Back in 1999, it took 45 ounces of gold to buy the DJIA. Today it only takes 12.33 ounces of gold to buy the DOW! Cutting the Fed Funds target rate from 6.50% in January 2001 to 1.0% in June 2003 may have inflated the US stock market out of its bear market when priced in dollars but it had consequences that we are feeling today.
Don't forget to ignore dividends.
I’ve got 100 1 oz troy pieces....I could make some money on them but I think maybe they’ll be for the grandchildren if’n I ever have any...
That graph goes back to 1800.
The Dow began in 1896.
What in the hell are you talking about?
Gold is not an investment vehicle; it is a hedge, or stabilizer. It normally changes slowly, but in a crisis will rise rapidly.
And gold was fixed at $20 until 1933, at $35 until 1971.
Would you like for me to keep them for you? They must be making your bed spring sag...
See tagline.
Why not price it in cubic feet of helium?
Six years of phenomenal growth in the government, government contractors, military contractors, and W’s oil buddies. Too bad vetoes didn’t show any growth.
See the source.
The index of the 30 largest stocks has only been published since 1896 but it can be computed back from there. Pretty good returns over time and this doesn’t include dividends.
Because helium has not been around for trading for 10,000 years. And helium is not a store of value.
At the start there were only twelve.
...but it can be computed back from there.
You claim an industrial average can be extrapolated back 96 years, decades prior to the industrial revolution?
Ludicrous.
What tools does a president have to spur economic growth? Cut taxes and get out of the way. Which he did, and the results were phenomenal.
Oil buddies? Are you one of those Haliburtophobes?
Helium has been around at least as long as gold. And it's a whole lot more fun.
Why can't it be a store of value?
bttt
Well, in that light, a lot of things are Bush’s fault: He didn’t like going against the status quo, and didn’t veto a lot of bad bills, and left a lot of Clinton appointees in office, including retaining Greenspan.
Given the proper source material, i. e. the stock prices as published daily by the exchange and reported by the press it should be possible to compute any index back to the origin of the market. Not saying I’d like to do it but if some bright boy or girl working for his masters wanted to try it I’m sure they could.
Ludicrous though it may be, I’ve seen the chart published in several books.
But far be it from me to introduce facts, observations or opinions that contradict your obviously superior preconceptions.
Ten chimps picking numbers from lotto ball machines would produce results just as accurate.

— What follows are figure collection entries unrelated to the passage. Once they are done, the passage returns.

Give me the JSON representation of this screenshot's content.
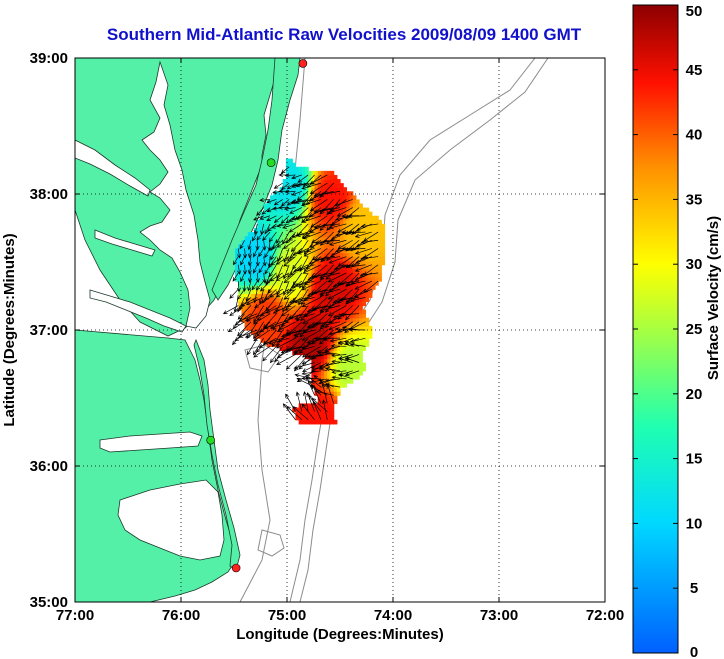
{
  "chart_data": {
    "type": "map",
    "title": "Southern Mid-Atlantic Raw Velocities 2009/08/09 1400 GMT",
    "xlabel": "Longitude (Degrees:Minutes)",
    "ylabel": "Latitude (Degrees:Minutes)",
    "xlim": [
      -77,
      -72
    ],
    "ylim": [
      35,
      39
    ],
    "x_ticks": [
      {
        "value": -77,
        "label": "77:00"
      },
      {
        "value": -76,
        "label": "76:00"
      },
      {
        "value": -75,
        "label": "75:00"
      },
      {
        "value": -74,
        "label": "74:00"
      },
      {
        "value": -73,
        "label": "73:00"
      },
      {
        "value": -72,
        "label": "72:00"
      }
    ],
    "y_ticks": [
      {
        "value": 35,
        "label": "35:00"
      },
      {
        "value": 36,
        "label": "36:00"
      },
      {
        "value": 37,
        "label": "37:00"
      },
      {
        "value": 38,
        "label": "38:00"
      },
      {
        "value": 39,
        "label": "39:00"
      }
    ],
    "grid": true,
    "colorbar": {
      "label": "Surface Velocity (cm/s)",
      "range": [
        0,
        50
      ],
      "ticks": [
        0,
        5,
        10,
        15,
        20,
        25,
        30,
        35,
        40,
        45,
        50
      ],
      "colormap": "jet",
      "placement": "right"
    },
    "land_color": "#55f0a8",
    "hf_radar_sites": [
      {
        "lon": -74.85,
        "lat": 38.96,
        "color": "#ff2020"
      },
      {
        "lon": -75.15,
        "lat": 38.23,
        "color": "#22dd22"
      },
      {
        "lon": -75.72,
        "lat": 36.19,
        "color": "#22dd22"
      },
      {
        "lon": -75.48,
        "lat": 35.25,
        "color": "#ff2020"
      }
    ],
    "velocity_region_samples": [
      {
        "lon": -75.0,
        "lat": 38.05,
        "speed": 12,
        "dir_deg": 200
      },
      {
        "lon": -74.6,
        "lat": 37.95,
        "speed": 44,
        "dir_deg": 210
      },
      {
        "lon": -74.3,
        "lat": 37.75,
        "speed": 34,
        "dir_deg": 200
      },
      {
        "lon": -75.3,
        "lat": 37.5,
        "speed": 10,
        "dir_deg": 260
      },
      {
        "lon": -75.0,
        "lat": 37.4,
        "speed": 28,
        "dir_deg": 230
      },
      {
        "lon": -74.6,
        "lat": 37.3,
        "speed": 46,
        "dir_deg": 210
      },
      {
        "lon": -75.2,
        "lat": 37.1,
        "speed": 42,
        "dir_deg": 220
      },
      {
        "lon": -74.8,
        "lat": 36.9,
        "speed": 48,
        "dir_deg": 210
      },
      {
        "lon": -74.4,
        "lat": 36.7,
        "speed": 26,
        "dir_deg": 180
      },
      {
        "lon": -74.7,
        "lat": 36.35,
        "speed": 44,
        "dir_deg": 120
      }
    ]
  }
}
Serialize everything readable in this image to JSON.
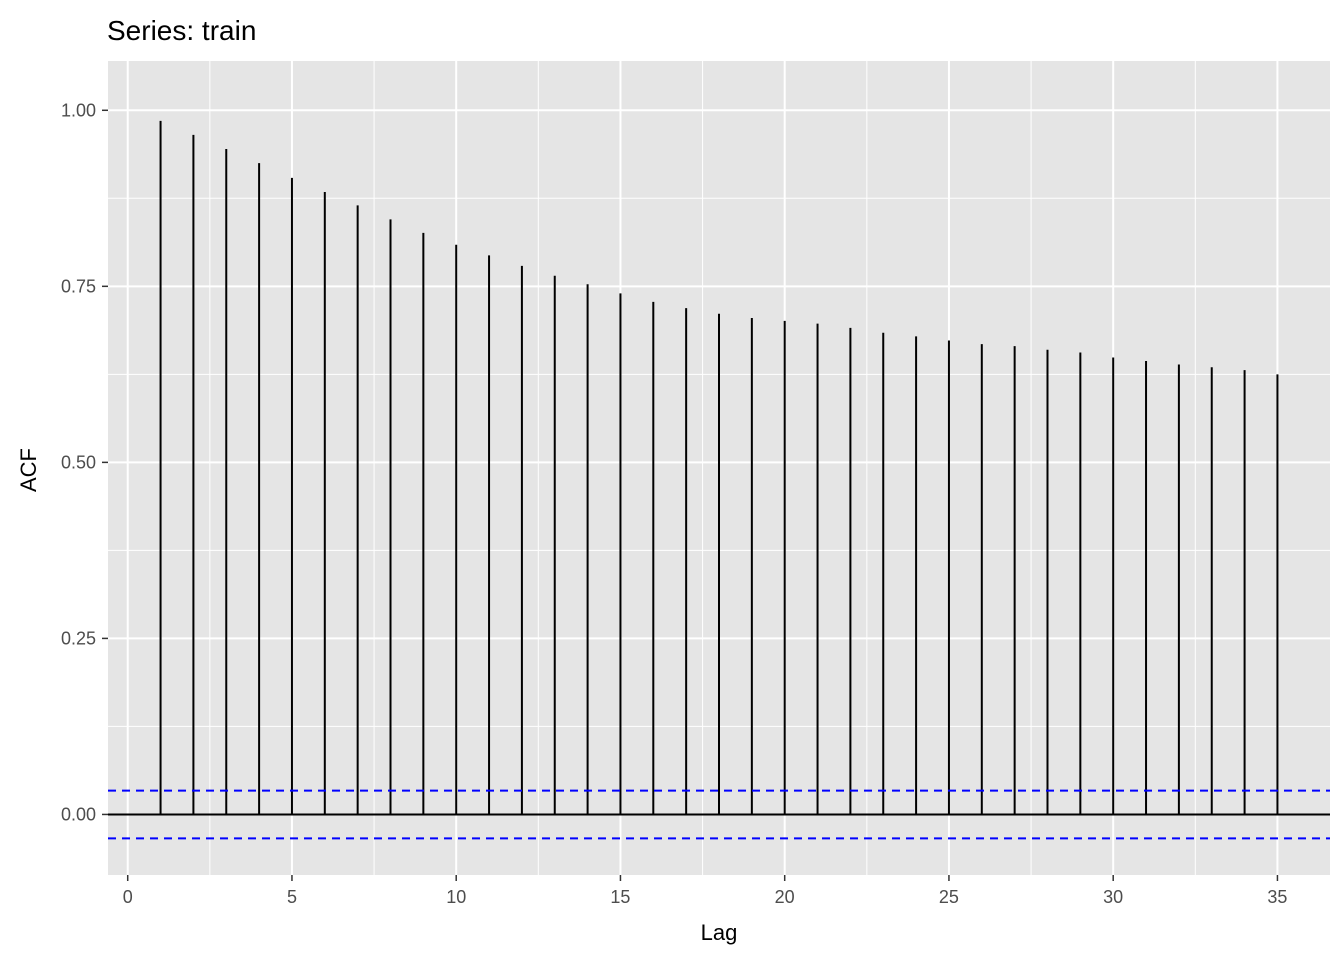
{
  "chart_data": {
    "type": "bar",
    "title": "Series: train",
    "xlabel": "Lag",
    "ylabel": "ACF",
    "x": [
      1,
      2,
      3,
      4,
      5,
      6,
      7,
      8,
      9,
      10,
      11,
      12,
      13,
      14,
      15,
      16,
      17,
      18,
      19,
      20,
      21,
      22,
      23,
      24,
      25,
      26,
      27,
      28,
      29,
      30,
      31,
      32,
      33,
      34,
      35
    ],
    "values": [
      0.985,
      0.965,
      0.945,
      0.925,
      0.904,
      0.884,
      0.865,
      0.845,
      0.826,
      0.809,
      0.794,
      0.779,
      0.765,
      0.753,
      0.74,
      0.728,
      0.719,
      0.711,
      0.705,
      0.701,
      0.697,
      0.691,
      0.684,
      0.679,
      0.673,
      0.668,
      0.665,
      0.66,
      0.656,
      0.649,
      0.644,
      0.639,
      0.635,
      0.631,
      0.625
    ],
    "confidence_bound": 0.0339,
    "xlim": [
      -0.6,
      36.6
    ],
    "ylim": [
      -0.086,
      1.07
    ],
    "x_ticks": [
      0,
      5,
      10,
      15,
      20,
      25,
      30,
      35
    ],
    "x_tick_labels": [
      "0",
      "5",
      "10",
      "15",
      "20",
      "25",
      "30",
      "35"
    ],
    "y_ticks": [
      0,
      0.25,
      0.5,
      0.75,
      1
    ],
    "y_tick_labels": [
      "0.00",
      "0.25",
      "0.50",
      "0.75",
      "1.00"
    ],
    "grid": true,
    "colors": {
      "panel_background": "#e5e5e5",
      "grid": "#ffffff",
      "bars": "#000000",
      "confidence_lines": "#0000ff",
      "zero_line": "#000000"
    }
  }
}
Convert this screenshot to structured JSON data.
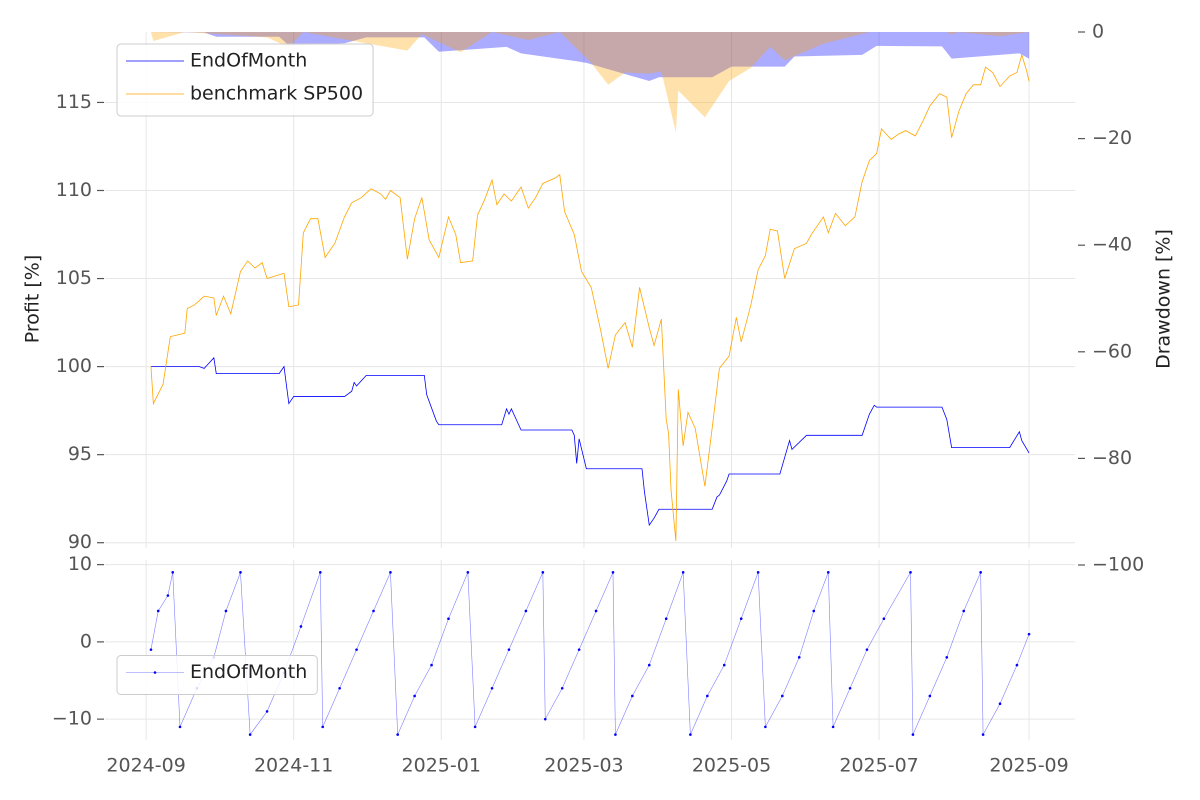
{
  "chart_data": [
    {
      "type": "line",
      "ylabel": "Profit [%]",
      "y2label": "Drawdown [%]",
      "ylim": [
        89.7,
        119
      ],
      "yticks": [
        90,
        95,
        100,
        105,
        110,
        115
      ],
      "y2lim": [
        -100,
        0
      ],
      "y2ticks": [
        {
          "value": -100,
          "label": "−100"
        },
        {
          "value": -80,
          "label": "−80"
        },
        {
          "value": -60,
          "label": "−60"
        },
        {
          "value": -40,
          "label": "−40"
        },
        {
          "value": -20,
          "label": "−20"
        },
        0
      ],
      "grid": true,
      "legend": "upper left",
      "series": [
        {
          "name": "EndOfMonth",
          "color": "#0000ff",
          "x": [
            "2024-09-03",
            "2024-09-23",
            "2024-09-25",
            "2024-09-27",
            "2024-09-29",
            "2024-09-30",
            "2024-10-26",
            "2024-10-28",
            "2024-10-30",
            "2024-11-01",
            "2024-11-22",
            "2024-11-25",
            "2024-11-26",
            "2024-11-27",
            "2024-12-01",
            "2024-12-25",
            "2024-12-26",
            "2024-12-30",
            "2024-12-31",
            "2025-01-26",
            "2025-01-28",
            "2025-01-29",
            "2025-01-30",
            "2025-02-03",
            "2025-02-24",
            "2025-02-25",
            "2025-02-26",
            "2025-02-27",
            "2025-03-02",
            "2025-03-25",
            "2025-03-26",
            "2025-03-28",
            "2025-03-30",
            "2025-04-01",
            "2025-04-23",
            "2025-04-25",
            "2025-04-26",
            "2025-04-29",
            "2025-04-30",
            "2025-05-21",
            "2025-05-25",
            "2025-05-26",
            "2025-06-01",
            "2025-06-24",
            "2025-06-27",
            "2025-06-29",
            "2025-06-30",
            "2025-07-27",
            "2025-07-29",
            "2025-07-31",
            "2025-08-24",
            "2025-08-28",
            "2025-08-29",
            "2025-09-01"
          ],
          "values": [
            100,
            100,
            99.9,
            100.2,
            100.5,
            99.6,
            99.6,
            100.0,
            97.9,
            98.3,
            98.3,
            98.6,
            99.1,
            98.9,
            99.5,
            99.5,
            98.4,
            96.9,
            96.7,
            96.7,
            97.6,
            97.3,
            97.6,
            96.4,
            96.4,
            96.1,
            94.5,
            95.9,
            94.2,
            94.2,
            92.9,
            91.0,
            91.4,
            91.9,
            91.9,
            92.6,
            92.7,
            93.5,
            93.9,
            93.9,
            95.8,
            95.3,
            96.1,
            96.1,
            97.3,
            97.8,
            97.7,
            97.7,
            97.0,
            95.4,
            95.4,
            96.3,
            95.8,
            95.1
          ]
        },
        {
          "name": "benchmark SP500",
          "color": "#ffa500",
          "x": [
            "2024-09-03",
            "2024-09-04",
            "2024-09-08",
            "2024-09-11",
            "2024-09-17",
            "2024-09-18",
            "2024-09-21",
            "2024-09-25",
            "2024-09-29",
            "2024-09-30",
            "2024-10-03",
            "2024-10-06",
            "2024-10-10",
            "2024-10-13",
            "2024-10-16",
            "2024-10-19",
            "2024-10-21",
            "2024-10-28",
            "2024-10-30",
            "2024-11-03",
            "2024-11-05",
            "2024-11-08",
            "2024-11-11",
            "2024-11-14",
            "2024-11-18",
            "2024-11-22",
            "2024-11-25",
            "2024-11-29",
            "2024-12-03",
            "2024-12-07",
            "2024-12-09",
            "2024-12-11",
            "2024-12-15",
            "2024-12-18",
            "2024-12-21",
            "2024-12-24",
            "2024-12-27",
            "2024-12-31",
            "2025-01-04",
            "2025-01-07",
            "2025-01-09",
            "2025-01-14",
            "2025-01-16",
            "2025-01-19",
            "2025-01-22",
            "2025-01-24",
            "2025-01-27",
            "2025-01-30",
            "2025-02-03",
            "2025-02-06",
            "2025-02-09",
            "2025-02-12",
            "2025-02-17",
            "2025-02-19",
            "2025-02-21",
            "2025-02-25",
            "2025-02-28",
            "2025-03-04",
            "2025-03-08",
            "2025-03-11",
            "2025-03-14",
            "2025-03-18",
            "2025-03-21",
            "2025-03-24",
            "2025-03-28",
            "2025-03-30",
            "2025-04-02",
            "2025-04-04",
            "2025-04-05",
            "2025-04-06",
            "2025-04-08",
            "2025-04-09",
            "2025-04-11",
            "2025-04-13",
            "2025-04-16",
            "2025-04-20",
            "2025-04-23",
            "2025-04-26",
            "2025-04-30",
            "2025-05-03",
            "2025-05-05",
            "2025-05-09",
            "2025-05-12",
            "2025-05-15",
            "2025-05-17",
            "2025-05-20",
            "2025-05-23",
            "2025-05-27",
            "2025-06-01",
            "2025-06-03",
            "2025-06-08",
            "2025-06-10",
            "2025-06-13",
            "2025-06-17",
            "2025-06-21",
            "2025-06-24",
            "2025-06-27",
            "2025-06-30",
            "2025-07-02",
            "2025-07-06",
            "2025-07-09",
            "2025-07-12",
            "2025-07-16",
            "2025-07-19",
            "2025-07-22",
            "2025-07-26",
            "2025-07-29",
            "2025-07-31",
            "2025-08-03",
            "2025-08-06",
            "2025-08-09",
            "2025-08-12",
            "2025-08-14",
            "2025-08-17",
            "2025-08-20",
            "2025-08-24",
            "2025-08-27",
            "2025-08-29",
            "2025-08-31",
            "2025-09-01"
          ],
          "values": [
            100,
            97.9,
            99,
            101.7,
            101.9,
            103.3,
            103.5,
            104.0,
            103.9,
            102.9,
            104,
            103,
            105.4,
            106,
            105.6,
            105.9,
            105,
            105.3,
            103.4,
            103.5,
            107.6,
            108.4,
            108.4,
            106.2,
            107,
            108.5,
            109.3,
            109.6,
            110.1,
            109.8,
            109.5,
            110,
            109.6,
            106.1,
            108.4,
            109.6,
            107.2,
            106.2,
            108.5,
            107.5,
            105.9,
            106,
            108.6,
            109.5,
            110.6,
            109.2,
            109.8,
            109.4,
            110.2,
            109,
            109.6,
            110.4,
            110.7,
            110.9,
            108.8,
            107.5,
            105.4,
            104.5,
            102,
            99.9,
            101.8,
            102.5,
            101.1,
            104.5,
            102.2,
            101.2,
            102.7,
            97,
            96.2,
            93,
            90.1,
            98.7,
            95.5,
            97.4,
            96.5,
            93.2,
            96.5,
            99.9,
            100.6,
            102.8,
            101.4,
            103.5,
            105.5,
            106.3,
            107.8,
            107.7,
            105,
            106.7,
            107,
            107.5,
            108.5,
            107.6,
            108.7,
            108,
            108.5,
            110.5,
            111.7,
            112.1,
            113.5,
            112.9,
            113.2,
            113.4,
            113.1,
            113.9,
            114.8,
            115.5,
            115.3,
            113,
            114.5,
            115.5,
            116,
            116,
            117,
            116.7,
            115.9,
            116.5,
            116.7,
            117.7,
            116.8,
            116.2
          ]
        }
      ],
      "areas": [
        {
          "color": "#0000ff",
          "alpha": 0.33,
          "axis": "y2",
          "x": [
            "2024-09-03",
            "2024-09-25",
            "2024-09-30",
            "2024-10-26",
            "2024-10-30",
            "2024-11-22",
            "2024-12-01",
            "2024-12-25",
            "2024-12-31",
            "2025-01-28",
            "2025-02-03",
            "2025-02-26",
            "2025-03-02",
            "2025-03-28",
            "2025-04-01",
            "2025-04-23",
            "2025-05-01",
            "2025-05-23",
            "2025-05-27",
            "2025-06-24",
            "2025-06-30",
            "2025-07-27",
            "2025-07-31",
            "2025-08-28",
            "2025-09-01"
          ],
          "values": [
            0,
            -0.1,
            -0.9,
            -0.9,
            -2.5,
            -2.1,
            -1,
            -1,
            -3.7,
            -2.8,
            -4,
            -5.5,
            -5.8,
            -9.2,
            -8.5,
            -8.5,
            -6.5,
            -6.5,
            -4.6,
            -4.3,
            -2.6,
            -2.7,
            -5,
            -4,
            -5
          ]
        },
        {
          "color": "#ffa500",
          "alpha": 0.33,
          "axis": "y2",
          "x": [
            "2024-09-03",
            "2024-09-04",
            "2024-09-17",
            "2024-10-21",
            "2024-10-30",
            "2024-11-05",
            "2024-12-18",
            "2024-12-24",
            "2025-01-09",
            "2025-01-22",
            "2025-02-06",
            "2025-02-19",
            "2025-03-04",
            "2025-03-11",
            "2025-03-18",
            "2025-03-28",
            "2025-04-02",
            "2025-04-08",
            "2025-04-09",
            "2025-04-20",
            "2025-04-30",
            "2025-05-09",
            "2025-05-17",
            "2025-05-23",
            "2025-06-08",
            "2025-06-27",
            "2025-07-29",
            "2025-07-31",
            "2025-08-03",
            "2025-08-20",
            "2025-09-01"
          ],
          "values": [
            0,
            -1.7,
            0,
            -1,
            -2.9,
            0,
            -3.5,
            -0.4,
            -3.8,
            0,
            -1.5,
            0,
            -5.8,
            -9.9,
            -7.6,
            -7.8,
            -7.4,
            -18.8,
            -11,
            -16,
            -9.2,
            -6.7,
            -2.8,
            -5.3,
            -2.2,
            0,
            0,
            -0.5,
            0,
            -0.8,
            0
          ]
        }
      ]
    },
    {
      "type": "line",
      "xlim": [
        "2024-08-15",
        "2025-09-20"
      ],
      "xticks": [
        {
          "value": "2024-09-01",
          "label": "2024-09"
        },
        {
          "value": "2024-11-01",
          "label": "2024-11"
        },
        {
          "value": "2025-01-01",
          "label": "2025-01"
        },
        {
          "value": "2025-03-01",
          "label": "2025-03"
        },
        {
          "value": "2025-05-01",
          "label": "2025-05"
        },
        {
          "value": "2025-07-01",
          "label": "2025-07"
        },
        {
          "value": "2025-09-01",
          "label": "2025-09"
        }
      ],
      "ylim": [
        -12.7,
        10.6
      ],
      "yticks": [
        {
          "value": -10,
          "label": "−10"
        },
        0,
        10
      ],
      "grid": true,
      "legend": "center left",
      "series": [
        {
          "name": "EndOfMonth",
          "color": "#0000ff",
          "marker": true,
          "x": [
            "2024-09-03",
            "2024-09-06",
            "2024-09-10",
            "2024-09-12",
            "2024-09-15",
            "2024-09-22",
            "2024-09-29",
            "2024-10-04",
            "2024-10-10",
            "2024-10-14",
            "2024-10-21",
            "2024-10-28",
            "2024-11-04",
            "2024-11-12",
            "2024-11-13",
            "2024-11-20",
            "2024-11-27",
            "2024-12-04",
            "2024-12-11",
            "2024-12-14",
            "2024-12-21",
            "2024-12-28",
            "2025-01-04",
            "2025-01-12",
            "2025-01-15",
            "2025-01-22",
            "2025-01-29",
            "2025-02-05",
            "2025-02-12",
            "2025-02-13",
            "2025-02-20",
            "2025-02-27",
            "2025-03-06",
            "2025-03-13",
            "2025-03-14",
            "2025-03-21",
            "2025-03-28",
            "2025-04-04",
            "2025-04-11",
            "2025-04-14",
            "2025-04-21",
            "2025-04-28",
            "2025-05-05",
            "2025-05-12",
            "2025-05-15",
            "2025-05-22",
            "2025-05-29",
            "2025-06-04",
            "2025-06-10",
            "2025-06-12",
            "2025-06-19",
            "2025-06-26",
            "2025-07-03",
            "2025-07-14",
            "2025-07-15",
            "2025-07-22",
            "2025-07-29",
            "2025-08-05",
            "2025-08-12",
            "2025-08-13",
            "2025-08-20",
            "2025-08-27",
            "2025-09-01"
          ],
          "values": [
            -1,
            4,
            6,
            9,
            -11,
            -6,
            -2,
            4,
            9,
            -12,
            -9,
            -4,
            2,
            9,
            -11,
            -6,
            -1,
            4,
            9,
            -12,
            -7,
            -3,
            3,
            9,
            -11,
            -6,
            -1,
            4,
            9,
            -10,
            -6,
            -1,
            4,
            9,
            -12,
            -7,
            -3,
            3,
            9,
            -12,
            -7,
            -3,
            3,
            9,
            -11,
            -7,
            -2,
            4,
            9,
            -11,
            -6,
            -1,
            3,
            9,
            -12,
            -7,
            -2,
            4,
            9,
            -12,
            -8,
            -3,
            1
          ]
        }
      ]
    }
  ]
}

The only tax cuts that worked were authored mainly by Congressman Bill Thomas in 2003. W’s tax cuts like the one time rebates that he’s doing again don’t work. The president has influence on the value of the dollar since his agency, the Treasury can choose to intervene or not intervene. He has 100% control over executive orders. He should have lifted the ban on offshore drilling back in 2001. He can influence the regulations and spending coming out of Congress with vetoes, which he chose not to do. He supported big budget increases for the IRS and SEC so they could harass businesses and individuals. He supported Sarbanes Oxley which has had a negative impact on our economy. And he supported amnesty for illegals.